Highland Center Welcomes New Employee
There’s a new face at The Highland Center in Monterey.
“My name is Ian Grinere. I am from Long Island, New York., and I just moved down here with my family about two months ago.”
I asked Ian what brought him and his family to Highland County.
“I have been traveling around the country for about four or five years, which has been phenomenal – living in different cities, meeting different people having different experiences. And through all of that, I think I had seen them only two weeks in the past two years – and it just wasn’t enough. That, and I was really tired – (you) kind of get strung out doing a lot of that. So, I wanted to make a concerted effort to live close to them again. So when I moved back to New York, they actually informed me that they were moving down to Virginia. So, I thought I had one more in me. So we came down and checked the spot out. And then when we made our way out here to Highland County, it was serene, it was beautiful – the air quality, it was fantastic – a slower pace, a kind group of people that you’re able to talk to and converse with – and we kind of fell in love with it.”
He continued, “Not only that, but having the… luxury of having some of my experiences that I’ve gained in that time rub off on my family, so much so that they wanted to come down to a farm, because I had been doing a lot of organic farming around the country. So it’s kind of synching up perfectly for us to start an organic market garden. And it was when I got here and started selling some of my micro greens, or wares, at the Highland Farmers’ Market, that I got in contact with a few local people that offered me a position at The Highland Center. I am organizing and coordinating events, as well as handling some of the marketing that’s going on there. I am doing intermittent managing of the farmers market, which will hopefully eventually lead to me just managing it myself, as well as undertaking the design and, kind of, construction and/or building of the school garden and/or community park that will be happening.”
He spoke more about the future of his organic farm.
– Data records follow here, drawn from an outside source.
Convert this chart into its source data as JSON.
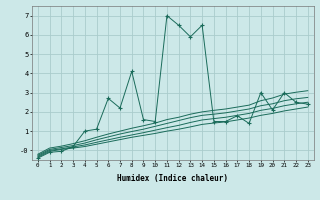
{
  "title": "",
  "xlabel": "Humidex (Indice chaleur)",
  "background_color": "#cce8e8",
  "grid_color": "#aacccc",
  "line_color": "#1a6b5a",
  "x_values": [
    0,
    1,
    2,
    3,
    4,
    5,
    6,
    7,
    8,
    9,
    10,
    11,
    12,
    13,
    14,
    15,
    16,
    17,
    18,
    19,
    20,
    21,
    22,
    23
  ],
  "main_line": [
    -0.4,
    -0.1,
    -0.05,
    0.2,
    1.0,
    1.1,
    2.7,
    2.2,
    4.1,
    1.6,
    1.5,
    7.0,
    6.5,
    5.9,
    6.5,
    1.5,
    1.5,
    1.8,
    1.4,
    3.0,
    2.1,
    3.0,
    2.5,
    2.4
  ],
  "smooth1": [
    -0.35,
    -0.05,
    0.05,
    0.12,
    0.2,
    0.32,
    0.44,
    0.56,
    0.68,
    0.78,
    0.88,
    1.0,
    1.1,
    1.22,
    1.35,
    1.42,
    1.48,
    1.58,
    1.68,
    1.82,
    1.92,
    2.05,
    2.15,
    2.25
  ],
  "smooth2": [
    -0.3,
    0.0,
    0.08,
    0.18,
    0.28,
    0.42,
    0.55,
    0.68,
    0.8,
    0.92,
    1.05,
    1.18,
    1.3,
    1.45,
    1.58,
    1.65,
    1.72,
    1.82,
    1.92,
    2.08,
    2.18,
    2.32,
    2.42,
    2.5
  ],
  "smooth3": [
    -0.25,
    0.05,
    0.15,
    0.25,
    0.38,
    0.55,
    0.7,
    0.85,
    0.98,
    1.1,
    1.25,
    1.4,
    1.55,
    1.7,
    1.82,
    1.88,
    1.95,
    2.05,
    2.15,
    2.32,
    2.42,
    2.58,
    2.68,
    2.75
  ],
  "smooth4": [
    -0.2,
    0.12,
    0.22,
    0.35,
    0.5,
    0.68,
    0.85,
    1.0,
    1.15,
    1.28,
    1.42,
    1.6,
    1.72,
    1.88,
    2.0,
    2.08,
    2.15,
    2.25,
    2.35,
    2.58,
    2.72,
    2.92,
    3.02,
    3.1
  ],
  "ylim": [
    -0.5,
    7.5
  ],
  "xlim": [
    -0.5,
    23.5
  ],
  "yticks": [
    0,
    1,
    2,
    3,
    4,
    5,
    6,
    7
  ],
  "xticks": [
    0,
    1,
    2,
    3,
    4,
    5,
    6,
    7,
    8,
    9,
    10,
    11,
    12,
    13,
    14,
    15,
    16,
    17,
    18,
    19,
    20,
    21,
    22,
    23
  ],
  "figsize": [
    3.2,
    2.0
  ],
  "dpi": 100
}
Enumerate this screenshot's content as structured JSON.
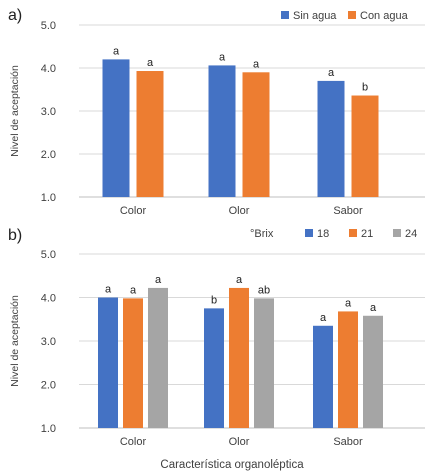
{
  "chart_data": [
    {
      "type": "bar",
      "panel_label": "a)",
      "categories": [
        "Color",
        "Olor",
        "Sabor"
      ],
      "ylabel": "Nivel de aceptación",
      "xlabel": "",
      "ylim": [
        1.0,
        5.0
      ],
      "yticks": [
        "1.0",
        "2.0",
        "3.0",
        "4.0",
        "5.0"
      ],
      "legend_title": "",
      "legend_position": "top-right",
      "series": [
        {
          "name": "Sin agua",
          "color": "#4472C4",
          "values": [
            4.2,
            4.06,
            3.7
          ],
          "labels": [
            "a",
            "a",
            "a"
          ]
        },
        {
          "name": "Con agua",
          "color": "#ED7D31",
          "values": [
            3.93,
            3.9,
            3.36
          ],
          "labels": [
            "a",
            "a",
            "b"
          ]
        }
      ]
    },
    {
      "type": "bar",
      "panel_label": "b)",
      "categories": [
        "Color",
        "Olor",
        "Sabor"
      ],
      "ylabel": "Nivel de aceptación",
      "xlabel": "Característica organoléptica",
      "ylim": [
        1.0,
        5.0
      ],
      "yticks": [
        "1.0",
        "2.0",
        "3.0",
        "4.0",
        "5.0"
      ],
      "legend_title": "°Brix",
      "legend_position": "top-right",
      "series": [
        {
          "name": "18",
          "color": "#4472C4",
          "values": [
            4.0,
            3.75,
            3.35
          ],
          "labels": [
            "a",
            "b",
            "a"
          ]
        },
        {
          "name": "21",
          "color": "#ED7D31",
          "values": [
            3.98,
            4.22,
            3.68
          ],
          "labels": [
            "a",
            "a",
            "a"
          ]
        },
        {
          "name": "24",
          "color": "#A5A5A5",
          "values": [
            4.22,
            3.98,
            3.58
          ],
          "labels": [
            "a",
            "ab",
            "a"
          ]
        }
      ]
    }
  ]
}
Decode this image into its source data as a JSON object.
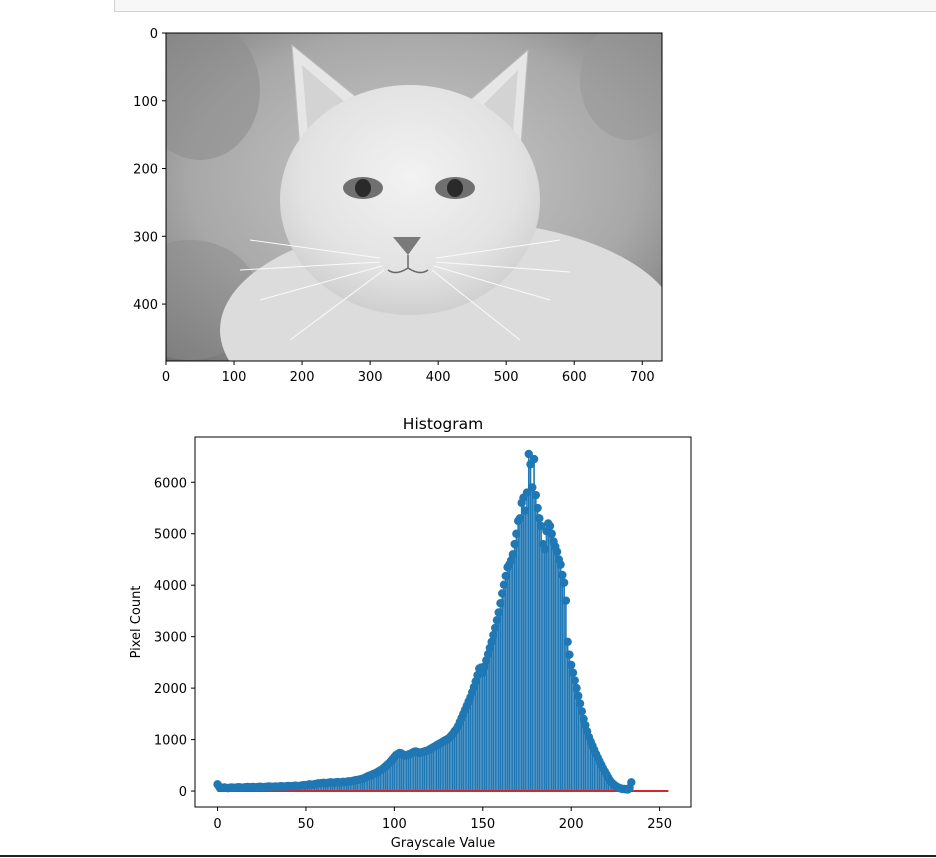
{
  "chart_data": [
    {
      "type": "image",
      "image_description": "grayscale photo of a white cat",
      "x_ticks": [
        0,
        100,
        200,
        300,
        400,
        500,
        600,
        700
      ],
      "y_ticks": [
        0,
        100,
        200,
        300,
        400
      ],
      "xlim": [
        0,
        729
      ],
      "ylim": [
        484,
        0
      ]
    },
    {
      "type": "stem",
      "title": "Histogram",
      "xlabel": "Grayscale Value",
      "ylabel": "Pixel Count",
      "x_ticks": [
        0,
        50,
        100,
        150,
        200,
        250
      ],
      "y_ticks": [
        0,
        1000,
        2000,
        3000,
        4000,
        5000,
        6000
      ],
      "xlim": [
        -12.75,
        267.75
      ],
      "ylim": [
        -310,
        6880
      ],
      "x_range": [
        0,
        255
      ],
      "values": [
        130,
        80,
        70,
        65,
        70,
        60,
        55,
        65,
        70,
        60,
        65,
        70,
        75,
        70,
        65,
        70,
        75,
        80,
        70,
        75,
        80,
        75,
        70,
        80,
        85,
        80,
        75,
        80,
        85,
        90,
        85,
        80,
        85,
        90,
        85,
        90,
        95,
        90,
        85,
        95,
        100,
        95,
        90,
        100,
        105,
        100,
        95,
        105,
        110,
        115,
        110,
        120,
        130,
        125,
        120,
        135,
        140,
        150,
        145,
        155,
        160,
        155,
        150,
        165,
        170,
        165,
        160,
        170,
        175,
        165,
        170,
        180,
        175,
        180,
        190,
        185,
        195,
        200,
        210,
        215,
        220,
        230,
        240,
        250,
        270,
        285,
        300,
        310,
        330,
        340,
        360,
        380,
        400,
        420,
        450,
        480,
        510,
        540,
        580,
        620,
        660,
        700,
        720,
        740,
        730,
        700,
        690,
        700,
        710,
        720,
        740,
        760,
        770,
        760,
        740,
        750,
        760,
        770,
        780,
        790,
        810,
        830,
        850,
        870,
        890,
        910,
        930,
        950,
        970,
        990,
        1010,
        1030,
        1070,
        1110,
        1160,
        1200,
        1260,
        1340,
        1420,
        1500,
        1580,
        1660,
        1740,
        1820,
        1920,
        2020,
        2130,
        2250,
        2380,
        2400,
        2300,
        2420,
        2540,
        2660,
        2780,
        2900,
        3030,
        3170,
        3320,
        3470,
        3650,
        3840,
        4010,
        4180,
        4350,
        4400,
        4480,
        4600,
        4800,
        5000,
        5250,
        5300,
        5600,
        5700,
        5450,
        5800,
        6550,
        6350,
        5900,
        6450,
        5750,
        5500,
        5300,
        5150,
        4800,
        4700,
        5050,
        5200,
        5150,
        5000,
        4850,
        4750,
        4650,
        4500,
        4400,
        4200,
        4050,
        3700,
        2900,
        2650,
        2450,
        2300,
        2150,
        2000,
        1850,
        1700,
        1550,
        1400,
        1280,
        1160,
        1050,
        960,
        880,
        800,
        720,
        650,
        580,
        510,
        440,
        380,
        320,
        260,
        200,
        160,
        130,
        100,
        80,
        65,
        50,
        40,
        40,
        35,
        30,
        60,
        170
      ]
    }
  ],
  "colors": {
    "stem": "#1f77b4",
    "baseline": "#d62728",
    "axis": "#000000"
  }
}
“It is in Headwaters, Virginia. Right now we’re in year zero, which is a lot of infrastructure building, and just getting all of our systems in place, as well as understanding the lay of the land for the first year – where the wind blows at certain times during the day, and soil quality here, doing some testing there, as well as networking. I found that, through travels and living in other small communities across the country, the more people you know, the more outlets you have to, not of course just make money, but to supply a community with quality, nutritious food, as well as supplying yourself with that need for camaraderie and community, and that is what we’re really trying to foster with that.”
“Right now, we are only producing micro greens, which I am selling at the Highland Farmers Market every Friday, which is something that I had learned along the way, and then had been selling to restaurants previously, and thought it would be a nice, easy way to transition into a small market where, again, I could network and meet people, not so much to make money, but to become ingrained in the community, if you will. But long term, we’d like to supply the area, the community, local restaurants, markets with quality, organic nutritious produce, ranging anywhere from, you know, your typical seasonal vegetables to more specific tailor made crops for one account or another. “
He concluded, “I would like to say thank you already to everyone that I’ve met that has been kind to me and my family that I have befriended already. And I greatly look forward to meeting a bunch of new people in the community that are willing just to be friends. And that’s really all we’re asking for.”